満員電車にギュウギュウ詰になり、扉と挟み込む様に栞里の体を抱きしめているような形になってしまう。
「……あんまり匂いとか嗅がないでよね?」
「クンクン。汗臭いぞ?」
ギュイ。
二の腕あたりを思い切りつねられる。
「痛っ⁉︎ちょっ、痛いって!
冗談だからっ!。

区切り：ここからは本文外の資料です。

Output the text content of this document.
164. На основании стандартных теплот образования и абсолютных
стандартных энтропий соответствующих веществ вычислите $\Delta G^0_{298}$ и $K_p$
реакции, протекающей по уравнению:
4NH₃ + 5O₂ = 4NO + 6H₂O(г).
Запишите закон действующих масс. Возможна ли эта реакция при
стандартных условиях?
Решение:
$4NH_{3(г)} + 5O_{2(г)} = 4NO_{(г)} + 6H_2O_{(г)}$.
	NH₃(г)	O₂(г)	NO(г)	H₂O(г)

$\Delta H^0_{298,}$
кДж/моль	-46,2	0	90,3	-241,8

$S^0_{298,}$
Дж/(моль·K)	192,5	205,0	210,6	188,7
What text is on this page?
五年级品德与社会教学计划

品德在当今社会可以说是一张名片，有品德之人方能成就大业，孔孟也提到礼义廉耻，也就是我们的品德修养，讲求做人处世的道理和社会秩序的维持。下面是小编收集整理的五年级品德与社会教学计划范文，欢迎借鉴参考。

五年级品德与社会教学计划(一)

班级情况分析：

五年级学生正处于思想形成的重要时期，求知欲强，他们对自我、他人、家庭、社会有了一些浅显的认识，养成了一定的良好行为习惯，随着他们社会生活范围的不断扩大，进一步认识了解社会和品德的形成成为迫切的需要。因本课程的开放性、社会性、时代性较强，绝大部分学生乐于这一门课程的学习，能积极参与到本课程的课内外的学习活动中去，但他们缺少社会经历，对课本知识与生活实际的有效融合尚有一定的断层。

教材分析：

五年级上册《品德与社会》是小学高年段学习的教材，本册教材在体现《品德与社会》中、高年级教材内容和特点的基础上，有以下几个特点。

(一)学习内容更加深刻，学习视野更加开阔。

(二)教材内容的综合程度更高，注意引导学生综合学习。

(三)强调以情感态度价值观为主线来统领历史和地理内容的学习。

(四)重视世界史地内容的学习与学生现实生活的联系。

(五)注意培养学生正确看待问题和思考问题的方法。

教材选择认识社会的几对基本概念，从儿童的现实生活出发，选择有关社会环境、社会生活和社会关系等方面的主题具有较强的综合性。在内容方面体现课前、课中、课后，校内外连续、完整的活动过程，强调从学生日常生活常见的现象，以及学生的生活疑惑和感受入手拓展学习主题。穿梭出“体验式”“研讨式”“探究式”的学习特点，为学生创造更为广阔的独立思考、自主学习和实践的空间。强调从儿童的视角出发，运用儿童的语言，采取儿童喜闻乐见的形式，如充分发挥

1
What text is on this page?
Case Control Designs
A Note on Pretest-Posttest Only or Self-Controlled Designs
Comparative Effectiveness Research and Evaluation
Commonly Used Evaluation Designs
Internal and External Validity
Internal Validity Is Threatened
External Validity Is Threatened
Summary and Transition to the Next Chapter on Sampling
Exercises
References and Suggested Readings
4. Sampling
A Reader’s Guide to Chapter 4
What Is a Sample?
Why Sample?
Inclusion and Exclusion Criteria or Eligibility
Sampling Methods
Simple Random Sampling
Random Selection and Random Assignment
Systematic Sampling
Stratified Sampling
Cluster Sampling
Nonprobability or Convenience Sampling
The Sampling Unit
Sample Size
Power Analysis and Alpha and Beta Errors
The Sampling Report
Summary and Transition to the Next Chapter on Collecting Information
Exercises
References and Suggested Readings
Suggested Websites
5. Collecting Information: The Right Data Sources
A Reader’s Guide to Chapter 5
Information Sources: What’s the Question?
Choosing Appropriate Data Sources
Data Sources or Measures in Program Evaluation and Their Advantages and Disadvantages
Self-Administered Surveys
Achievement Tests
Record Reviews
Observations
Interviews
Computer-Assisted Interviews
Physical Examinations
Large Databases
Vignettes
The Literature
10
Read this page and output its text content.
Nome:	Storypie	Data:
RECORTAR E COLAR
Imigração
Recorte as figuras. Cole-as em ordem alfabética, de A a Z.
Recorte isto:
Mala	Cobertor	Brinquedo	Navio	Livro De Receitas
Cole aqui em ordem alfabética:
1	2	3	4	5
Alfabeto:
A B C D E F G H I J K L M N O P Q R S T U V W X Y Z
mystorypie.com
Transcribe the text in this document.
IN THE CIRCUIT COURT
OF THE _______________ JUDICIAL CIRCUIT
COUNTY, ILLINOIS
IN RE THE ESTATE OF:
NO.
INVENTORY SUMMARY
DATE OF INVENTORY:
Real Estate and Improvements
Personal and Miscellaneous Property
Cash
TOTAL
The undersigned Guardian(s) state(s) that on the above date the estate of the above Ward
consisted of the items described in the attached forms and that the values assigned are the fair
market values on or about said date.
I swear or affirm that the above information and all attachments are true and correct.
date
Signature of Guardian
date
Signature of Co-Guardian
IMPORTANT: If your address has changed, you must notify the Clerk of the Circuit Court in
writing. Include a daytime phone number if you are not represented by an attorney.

良い匂いだからっ!」
「だから!『嗅がないで』って言ってるのっ!」
プイっとそっぽ向いてしまう。
そんな彼女の頭を軽く撫でてやると、顔は見えないが機嫌が若干良くなったのが雰囲気でわかる。
全く単純な女だ。
……まぁ、そういうところが可愛いのだが。
彼女と、こうして過ごす当たり前の毎日。
多少は違う所もあるかもしれないが、そんないつも通りの日常がこの先もずっと続くと……そう信じていた。
だが、そんな幸せは『この日』で終わりを迎えてしまう。
一度、大きな音がした。
それと同時に電車内に振動が伝わる。
一瞬「なんだ?」と周りの人々がざわつくが束の間、電車が横転し、その強い衝撃に電車内は洗濯機のように、もみくちゃになる。
俺はその時、扉に頭を強く打ち付けてしまい、気を失ってしまった。
「っつぅ⁉︎」
次に目を覚ました時、辺りは真っ暗だった。
何かが上に乗っているのか体が重く、押しつぶされそうなほどだ。
腕を動かす事ができないほど圧迫され呼吸すらままならない。
……一体、何が起こったのか?
そう思い、辺りを見渡そうとするも、首すら動かす事ができない。
だが、僅かな視界の情報や体に伝わる感覚で何が起きたのかは、おおよそ見当がついてくる。
電車が事故にあったのだ。
脱線したのか何かにぶつかったのか……それはわからないが、とにかく今横転した電車の中で乗客達の下敷きになっている。
「ッ⁉︎栞里?」
次に考えたのは彼女の事だった。
だがすぐに事故前と同じく腕の中にいることに気がつく。
「栞里ッ!大丈夫かっ?栞里ッ!」
だが、返事が返ってくる事はなかった。
それどころか彼女の体がすでに冷たくなっている事に気がつく。
男の俺ですら押しつぶされそうな重みに加え、彼女は俺の下敷きになっている。
その重みで呼吸ができなくなったのか、そもそも最初の衝撃の時に頭でも打ったのか、それはわからないが彼女はもう……
「しおり……」
涙がこみ上げる。
どうして……どうして、こんな事に?
……『どうして』?俺が今日寝坊したからだろ?
いつもより一つ遅い電車に乗ったからだ……
もし、彼女が俺を置いて先に学校に向かっていれば、こんな事にはならなかった。
死ぬのは俺一人でよかったはずだ。
俺が……俺の所為で彼女は……
「ごめんっ…ごめんっ……」
既に冷たくなってしまった彼女の体を強く抱きしめながら、何度も何度も謝り続けた。
そして、自分自身の薄れゆく意識の中で、強く、強く願ったのだ。
もし『もう一度やり直す事が出来るなら』と。